John Clay

Early returns put UNC ahead

The first Tuesday in November is when the wild, wacky and, oh yes, historic political season finally grinds to a halt.

A stressed-out nation hits the power button on the remote control, listens for the click on the ol' high-def, and gauges the early returns of the presidential race.

In college basketball, however, it's the early returns on the first Monday after Father's Day that start to shape the not-too-distant hoops season.

That's the day underclassmen who have declared for the June 26 NBA Draft can yank their names from the eligibility list.

Judging by this year's returns, we have a clear winner.

Ten minutes before Monday's 5 p.m. deadline, North Carolina reaped a reward of significant returns.

Ultra-quick point guard Ty Lawson took his name out of the draft.
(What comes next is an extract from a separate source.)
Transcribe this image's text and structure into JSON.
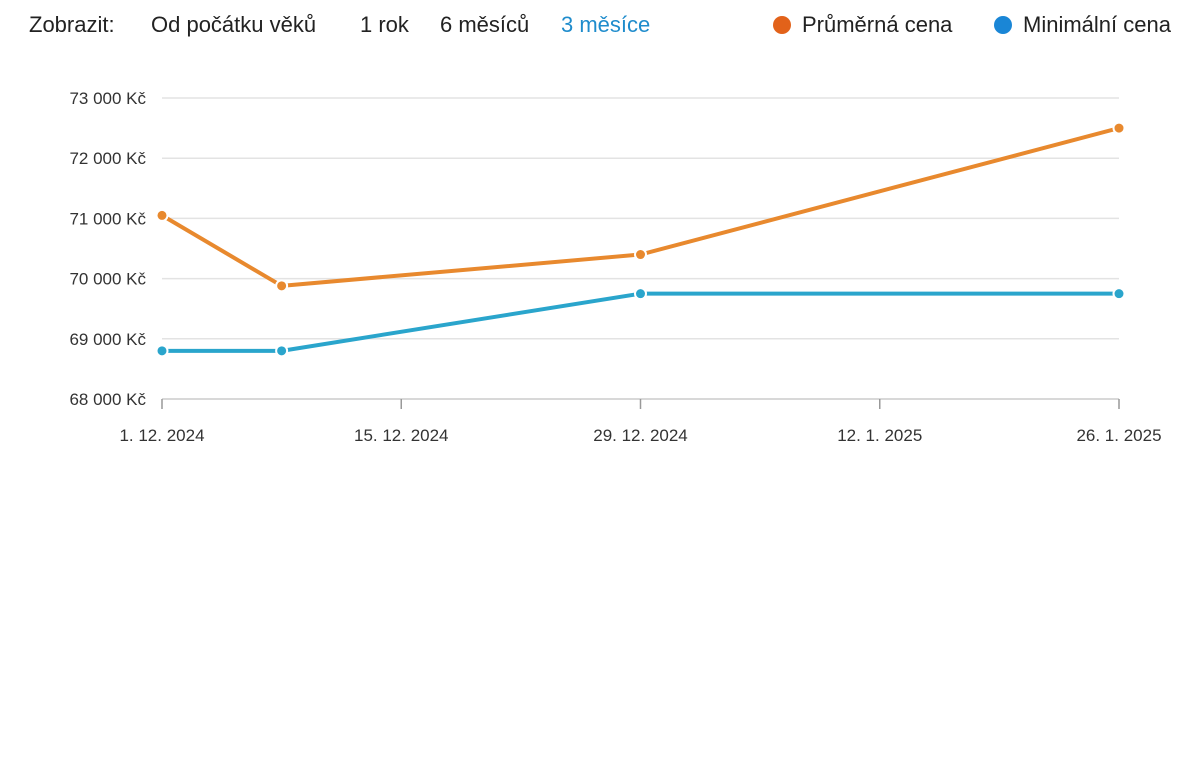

Smooth shooting guard Wayne Ellington pulled his name out of the draft. Valuable sixth-man Danny Green pulled his name out of the draft and pledged his allegiance to Chapel Hill.

Add that trio to senior returnees Tyler “Psycho-T” Hansbrough and starting swingman Marcus Ginyard and, as the Sporting News' Mike DeCourcy points out, the Tar Heels return 92 percent of the scoring from last year's 36-3 team that reached the Final Four.
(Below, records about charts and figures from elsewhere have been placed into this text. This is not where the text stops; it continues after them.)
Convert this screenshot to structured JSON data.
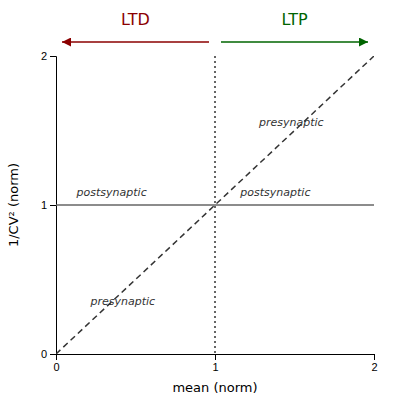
{
  "chart_data": {
    "type": "line",
    "xlabel": "mean (norm)",
    "ylabel": "1/CV² (norm)",
    "xlim": [
      0,
      2
    ],
    "ylim": [
      0,
      2
    ],
    "xticks": [
      0,
      1,
      2
    ],
    "yticks": [
      0,
      1,
      2
    ],
    "series": [
      {
        "x": [
          0,
          2
        ],
        "values": [
          0,
          2
        ],
        "color": "#333333",
        "line_style": "dashed"
      }
    ],
    "hlines": [
      {
        "y": 1,
        "color": "#666666",
        "line_style": "solid"
      }
    ],
    "vlines": [
      {
        "x": 1,
        "color": "#333333",
        "line_style": "dotted"
      }
    ],
    "annotations": [
      {
        "text": "presynaptic",
        "x": 1.48,
        "y": 1.55,
        "color": "#333333"
      },
      {
        "text": "presynaptic",
        "x": 0.42,
        "y": 0.35,
        "color": "#333333"
      },
      {
        "text": "postsynaptic",
        "x": 0.35,
        "y": 1.08,
        "color": "#333333"
      },
      {
        "text": "postsynaptic",
        "x": 1.38,
        "y": 1.08,
        "color": "#333333"
      }
    ],
    "headers": [
      {
        "text": "LTD",
        "color": "#8b0000",
        "arrow": "left"
      },
      {
        "text": "LTP",
        "color": "#006400",
        "arrow": "right"
      }
    ]
  }
}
(Compare that to UK, which returns just 41.2 percent of its scoring.)

Not that we should hand the NCAA title over to the Heels just yet.
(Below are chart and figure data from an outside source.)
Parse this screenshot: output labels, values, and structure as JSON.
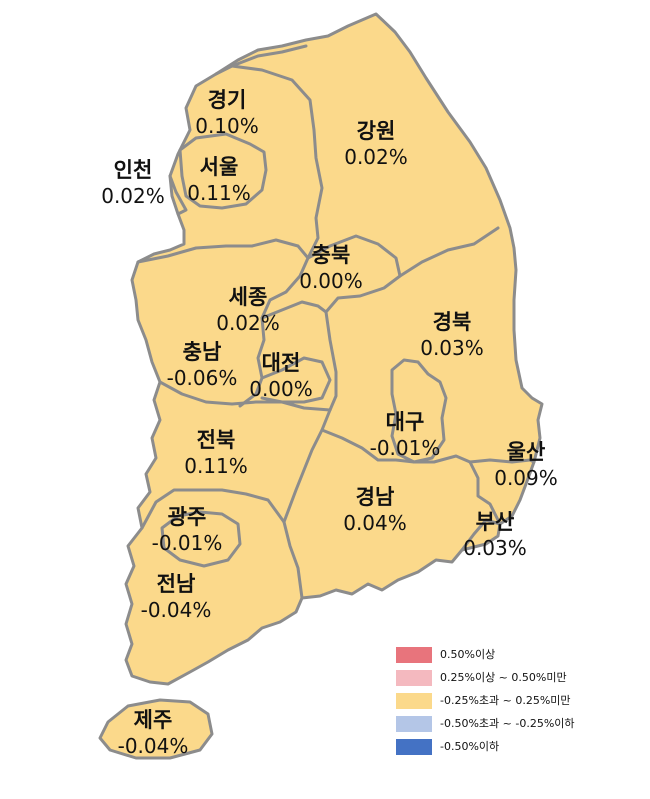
{
  "regions": [
    {
      "id": "gyeonggi",
      "name": "경기",
      "value": "0.10%"
    },
    {
      "id": "seoul",
      "name": "서울",
      "value": "0.11%"
    },
    {
      "id": "incheon",
      "name": "인천",
      "value": "0.02%"
    },
    {
      "id": "gangwon",
      "name": "강원",
      "value": "0.02%"
    },
    {
      "id": "chungbuk",
      "name": "충북",
      "value": "0.00%"
    },
    {
      "id": "sejong",
      "name": "세종",
      "value": "0.02%"
    },
    {
      "id": "chungnam",
      "name": "충남",
      "value": "-0.06%"
    },
    {
      "id": "daejeon",
      "name": "대전",
      "value": "0.00%"
    },
    {
      "id": "gyeongbuk",
      "name": "경북",
      "value": "0.03%"
    },
    {
      "id": "daegu",
      "name": "대구",
      "value": "-0.01%"
    },
    {
      "id": "ulsan",
      "name": "울산",
      "value": "0.09%"
    },
    {
      "id": "jeonbuk",
      "name": "전북",
      "value": "0.11%"
    },
    {
      "id": "gyeongnam",
      "name": "경남",
      "value": "0.04%"
    },
    {
      "id": "busan",
      "name": "부산",
      "value": "0.03%"
    },
    {
      "id": "gwangju",
      "name": "광주",
      "value": "-0.01%"
    },
    {
      "id": "jeonnam",
      "name": "전남",
      "value": "-0.04%"
    },
    {
      "id": "jeju",
      "name": "제주",
      "value": "-0.04%"
    }
  ],
  "legend": [
    {
      "color": "#e8747c",
      "label": "0.50%이상"
    },
    {
      "color": "#f4b9bf",
      "label": "0.25%이상 ~ 0.50%미만"
    },
    {
      "color": "#fbd98b",
      "label": "-0.25%초과 ~ 0.25%미만"
    },
    {
      "color": "#b4c6e7",
      "label": "-0.50%초과 ~ -0.25%이하"
    },
    {
      "color": "#4472c4",
      "label": "-0.50%이하"
    }
  ],
  "fill_color": "#fbd98b"
}
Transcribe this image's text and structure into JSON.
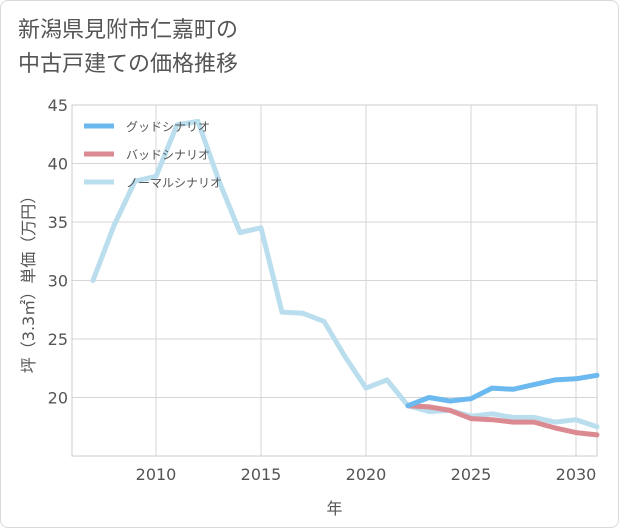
{
  "title_lines": [
    "新潟県見附市仁嘉町の",
    "中古戸建ての価格推移"
  ],
  "chart_data": {
    "type": "line",
    "title": "新潟県見附市仁嘉町の中古戸建ての価格推移",
    "xlabel": "年",
    "ylabel": "坪（3.3㎡）単価（万円）",
    "xlim": [
      2006,
      2031
    ],
    "ylim": [
      15,
      45
    ],
    "xticks": [
      2010,
      2015,
      2020,
      2025,
      2030
    ],
    "yticks": [
      20,
      25,
      30,
      35,
      40,
      45
    ],
    "grid": true,
    "legend_position": "top-left",
    "series": [
      {
        "name": "グッドシナリオ",
        "color": "#6bb9ee",
        "x": [
          2022,
          2023,
          2024,
          2025,
          2026,
          2027,
          2028,
          2029,
          2030,
          2031
        ],
        "y": [
          19.3,
          20.0,
          19.7,
          19.9,
          20.8,
          20.7,
          21.1,
          21.5,
          21.6,
          21.9
        ]
      },
      {
        "name": "バッドシナリオ",
        "color": "#dc8a91",
        "x": [
          2022,
          2023,
          2024,
          2025,
          2026,
          2027,
          2028,
          2029,
          2030,
          2031
        ],
        "y": [
          19.3,
          19.2,
          18.9,
          18.2,
          18.1,
          17.9,
          17.9,
          17.4,
          17.0,
          16.8
        ]
      },
      {
        "name": "ノーマルシナリオ",
        "color": "#badeed",
        "x": [
          2007,
          2008,
          2009,
          2010,
          2011,
          2012,
          2013,
          2014,
          2015,
          2016,
          2017,
          2018,
          2019,
          2020,
          2021,
          2022,
          2023,
          2024,
          2025,
          2026,
          2027,
          2028,
          2029,
          2030,
          2031
        ],
        "y": [
          30.0,
          34.7,
          38.5,
          38.9,
          43.3,
          43.6,
          38.5,
          34.1,
          34.5,
          27.3,
          27.2,
          26.5,
          23.5,
          20.8,
          21.5,
          19.3,
          18.8,
          18.9,
          18.4,
          18.6,
          18.3,
          18.3,
          17.9,
          18.1,
          17.5
        ]
      }
    ]
  }
}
The return of the rapidly-improving 7-foot-3 Hasheem Thabeet figures to make UConn a prime national contender. Despite the losses of Derrick Rose and ChrisDouglas-Roberts, Memphis returns a deep roster helped by the recent addition of point guard Roburt Sallie, an ex-Nebraska signee who canceled a recruiting visit to UK this week and committed to John Calipari's Tigers.

UCLA lost Kevin Love, Russell Westbrook and Luc Richard Mbah a Moute, but the Bruins picked up heralded 6-10 center J'Mison Morgan, an LSU signee who bolted Baton Rouge once Trent Johnson was hired as the Tigers' coach.

Then there's Louisville, which hated to lose one center (David Padgett) but was not so torn up about dumping another (Derrick Caracter, who was hanging out in the winners' circle at Churchill Downs after Curlin won the Stephen Foster on Saturday).

Better news in the 'Ville is that after threatening otherwise, Earl Clark kept his name out of the draft and will be back to join senior Terrence Williams and freshman Samardo Samuels on the Louisville front line.

Other teams deserve attention. With a healthy Mike Cook, Pittsburgh will be good. Notre Dame is on the rise. Purdue's youth movement, which won the Big 10 last year, is another year wiser. Don't count out Duke, no matter how much you would like to.

In the SEC, Florida welcomes an influx of freshmen big men to join last year's baby Gators. By convincing Tyler Smith to stay, and Oklahoma transfer Bobby Maze and ex-Arizona signee Emmanuel Negedu to hop on board with signee Scotty Hopson Bruce Pearl figures to keep things rocking at Tennessee. Richard Hendrix is leaving Alabama, but the Tide got good news when point guard Ronald Steele promised to return.

Still, when the balls start bouncing in October, all eyes will be on Chapel Hill. Hansbrough is the reigning Player of the Year, and after reaching the Final Four, he wants his title. With Memphis' Rose and Texas' D.J. Augustin at the next level, Lawson may be the game's best point guard. Ellington has another season to polish his jumper.

And, thanks to this year's draft assessments, UNC's returnees know they need a standout season to put themselves in better position next spring.

We may be four months from the start of basketball practice, but thanks to the early returns, we already know the favorite.